Nella prima parte (vv. 24-27) Gesù attira l’attenzione dei discepoli sulla venuta del Figlio dell’Uomo (vv. 24 – 27) e sugli eventi che la precederanno. Avvalendosi di linguaggio apocalittico che aveva una sua precisa tradizione veterotestamentaria, Gesù indica in un totale stravolgimento cosmico (il sole e la luna che si oscurano, le stelle che cadono dal cielo, l’annullamento delle potenze celesti) i segni del potente intervento di Dio che prepara l’avvento glorioso di quel Figlio dell’Uomo di cui aveva parlato il profeta Daniele, dotato di un “potere eterno, che non tramonta mai” (Dn 7,13-14). Ma chi è il Figlio dell’Uomo se non Gesù stesso, che già vi si era chiaramente identificato nei tre annunci della passione (Mc. 8,31; 9,31; 10,33)? A queste parole dunque i discepoli sono invitati a comprendere la centralità assoluta della persona di Gesù, a leggere nella sua prossima venuta gloriosa l’evento si cui si incardina tutta la storia e tutta la creazione, e a vedere in esso la speranza della riunione degli eletti (eklektoi) prima dispersi e ora finalmente uniti dinanzi a Dio.

Ma a questo punto forse la domanda immediata è: di quale venuta sta parlando qui Gesù? Ci aspetteremmo da parte di Gesù una risposta chiara; e tuttavia ci accorgiamo che nella seconda parte del brano (28-32) la domanda sul “quando” che i discepoli avevano posto all’inizio del capitolo viene elusa. Piuttosto sembrano scontrarsi, qui come altrove nel Vangelo, due logiche differenti: alla naturale e, diremmo, logica curiosità dei discepoli che chiedono un termine a loro (e a noi) comprensibile, una scadenza rispetto alla quale potersi quasi “mettere in regola”, Gesù non sa (o piuttosto) non intende rispondere; egli sembra piuttosto preoccuparsi di affermare che questa nuova venuta, questa parousia del Figlio dell’Uomo effettivamente avverrà e di fornire in tal senso delle precise garanzie: prima di tutto le sue stesse parole, destinate al compimento, la cui saldezza va ben oltre quella del cielo e della terra (v. 31); poi ancor più l’autorità del Padre che pure nell’imperscrutabilità dei suoi decreti ha fissato il giorno e l’ora (v. 32).

L’invito di Gesù è dunque a cambiare ottica; ad essere importante non è il “quando”, ma piuttosto il “come” si aspetta questo momento, l’atteggiamento dell’uomo nell’attesa del ritorno del Signore; quella cui i discepoli sono invitati non è una attesa passiva e stanca; Gesù invece, attraverso la parabola del fico, svela le loro potenzialità, e li chiama ad una attesa disponibile e attenta a leggere i segni del ritorno del Creatore; questi segni non devono atterrirli, ma rivelare al contrario che il Signore è vicino, proprio come l’estate, preannunciata dal rinnovato vigore delle foglie del fico (29).

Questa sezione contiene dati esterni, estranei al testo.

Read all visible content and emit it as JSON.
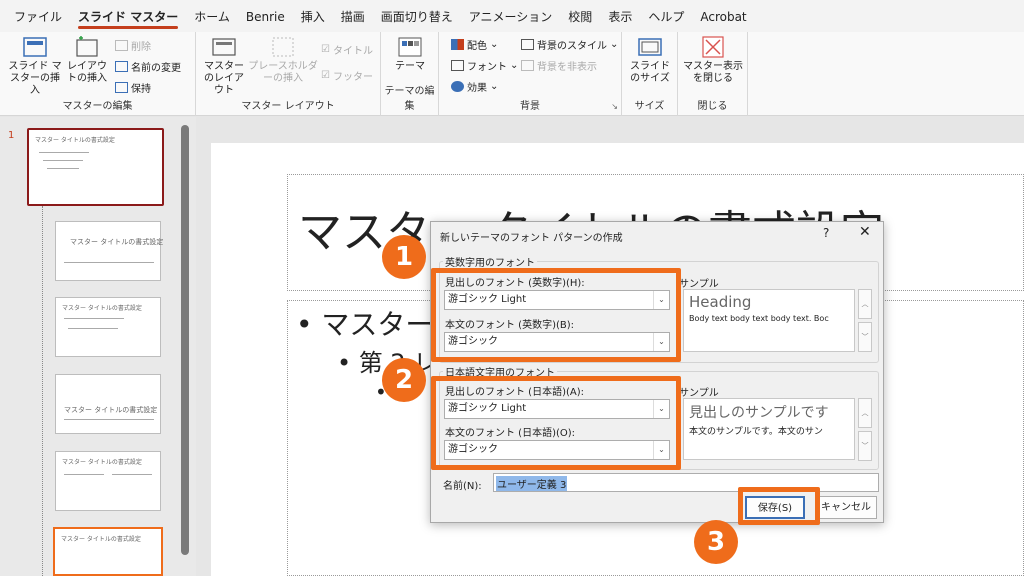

E questa vicinanza non è limitata soltanto alla generazione (v. 30) cui Gesù si rivolge ma si estende piuttosto ad ogni generazione che entra a contatto con questa parola, coinvolgendo dunque anche noi, chiamati dalla memoria di questa parola a individuare nella realtà della nostra vita e della nostra storia le tracce di una creazione che attende il ritorno del Signore. Ecco allora che ci viene in soccorso l’invito finale di Gesù: “Vigilate dunque, poiché non sapete quando il padrone di casa ritornerà, se alla sera o alla mezzanotte o al canto del gallo al mattino, perché non giunga all’improvviso trovandovi addormentati”.

 

brani di riferimento

 

- è consigliabile innanzitutto la lettura dell’intero capitolo XIII di Marco.

- Per i segni cosmici del “Giorno del Signore”: Am. 8,9; Mt. 24,1 (tutto il capitolo 24 è sinottico a Mc13); Ap 6,12 segg.

-         Per la profezia del Figlio dell’Uomo: Dn 7,13-14.

-         Sulla vigilanza come attesa: 1Ts 5,1-11.